But AKB48 take everything a step farther. Today was the release date for the first single, "The Extinct Brunette," by NMB48 [warning: don't watch if your faith in humanity is tenuous, it's an unbelievable mess]. Founded just last year, NMB are a parallel AKB, with the same massive, complexly tiered internal structure. While AKB stands for Akihabara, NMB stands for Namba, a section of Osaka. There's also SKE48, started in 2008 and based in Aichi Prefecture. Finally, there's the slight variation of SDN48, with the SDN standing for "Saturday Night" and suggesting the very slightly more adult orientation of that group, composed in part of 'graduates' from AKB (aka women who can no longer pretend to be little girls).
who I hope is proud of himself.
You can question a lot of what Wu-Tang have done over the years, but despite the strategic nature of their business arrangements, their music has never been carefully market-conscious. Frankly, they just got really lucky for a few years there, and have since returned to their proper place as vanguardists. The AKB organization, on the other hand, applies the Wu-Tang model to aesthetic, image, and marketing decisions that range from run of the mill pop-machine exploitation to borderline sociopathic mind-fuckery to just remarkably dumb. An instance of the former was the recent introduction of "Aimi Eguchi," a new member who turned out to be a computer amalgamation of five other top members (and whose name was actually a play on the gum she was digitally created to promote). More nefarious, and vastly more fundamental to the AKB plan for domination, is the annual 'election' of the most popular member of the group. This is like a less-democratic version of American Idol, especially since to be able to vote you have to buy a copy of the group's most recent single. There are images floating around of obsessive AKB fans who supposedly bought dozens or hundreds of copies of the single to vote for their favorite member - in other words, the entire scheme aims to exploit some seriously desperate shut-in otaku. (Oh, and for the "just dumb" part? There's an annual intra-group rock paper scissors tournament that takes place AT BUDOKAN).

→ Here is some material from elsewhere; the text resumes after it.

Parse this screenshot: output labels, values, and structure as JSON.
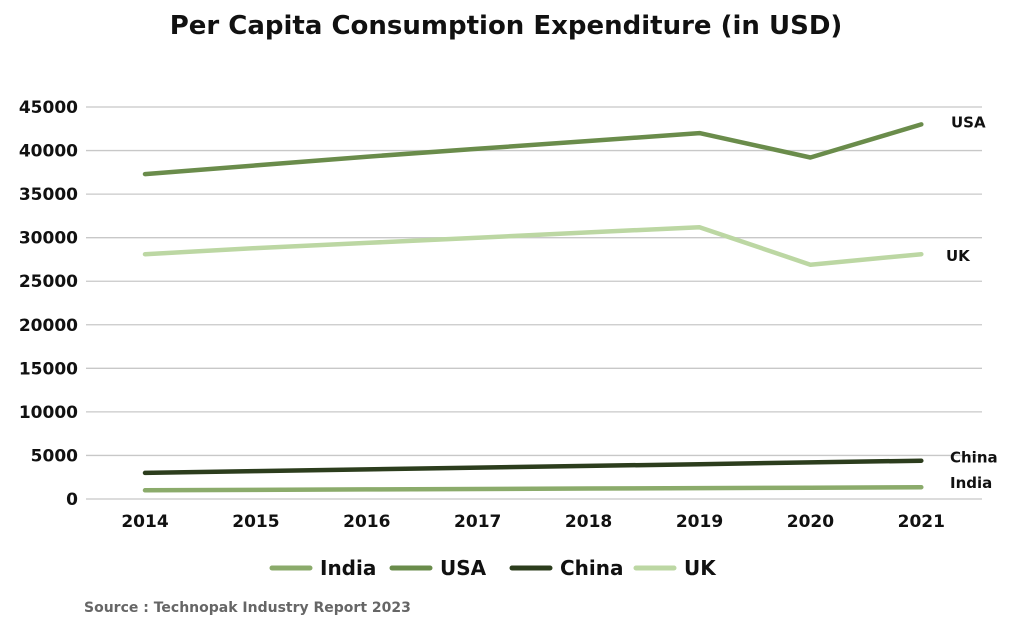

Of course, as much as it's exploiting the audience, AKB is almost certainly exploiting the girls in the group. Unlike the Wu-Tang, AKB members haven't shown much ability to move into productive solo careers, even as they (Menudo-style) get shuffled out of the main group as they get older. Some go into the older-skewing SDN48, but others take, well, less conventional paths. Most dramatic is Rina Nakanishi, who now works in Adult Video under the pseudonym Yamaguchi Riko. Note, this is not softcore or private sex-tape stuff, but actual hardcore porn starring a former member of the currently most succesful pop group in the country. Of course, the path to that outcome was well paved, since the girls of AKB are trained primarily in dance and dress-up, including donning skimpy clothes for photo shoots, sometimes from a very young age. Not that I'm against half-naked women in principle (or for that matter, totally naked ones), but the unremitting focus on youth is pretty icky - for instance, the video for the new SDN single has them all in schoolgirl outfits, which is standard through the AKEmpire.
Finally, just to reiterate, none of this is anything but a total disaster for Japanese fans or the quality of culture. The core fanbase of socially maladjusted and detached Akiba nerds has resulted in music that would seem to be targeted at children if it weren't for all the overblown synth and sexual innuendo (So, half-deaf, horny children). Ian Martin of the Japan Times makes the apropos comparison to the Korean band Girl's Generation, who while still managed to within an inch of their lives, are also quite clearly being given better music to work with. Pop is pop, no doubt, and maybe America has been spoiled over the past - what, forty-five years? - by the constant availability of some slight counternarrative amidst the pap, whether it was Kate Bush and Blondie cropping up inexplicably in the Eighties or the more recent likes of Justin Timberlake and Lady Gaga (whose music is disposable but who is at least genuinely opinionated, provocative, and let's just say it, gay). What exactly is it that has kept Japanese pop so docile and irrelevant for so long? The more I learn about it, the more I believe it has something to do with the hierarchical nature of the music business . . . and the more I wonder how long this crap can survive the internet, however clever the branding structure.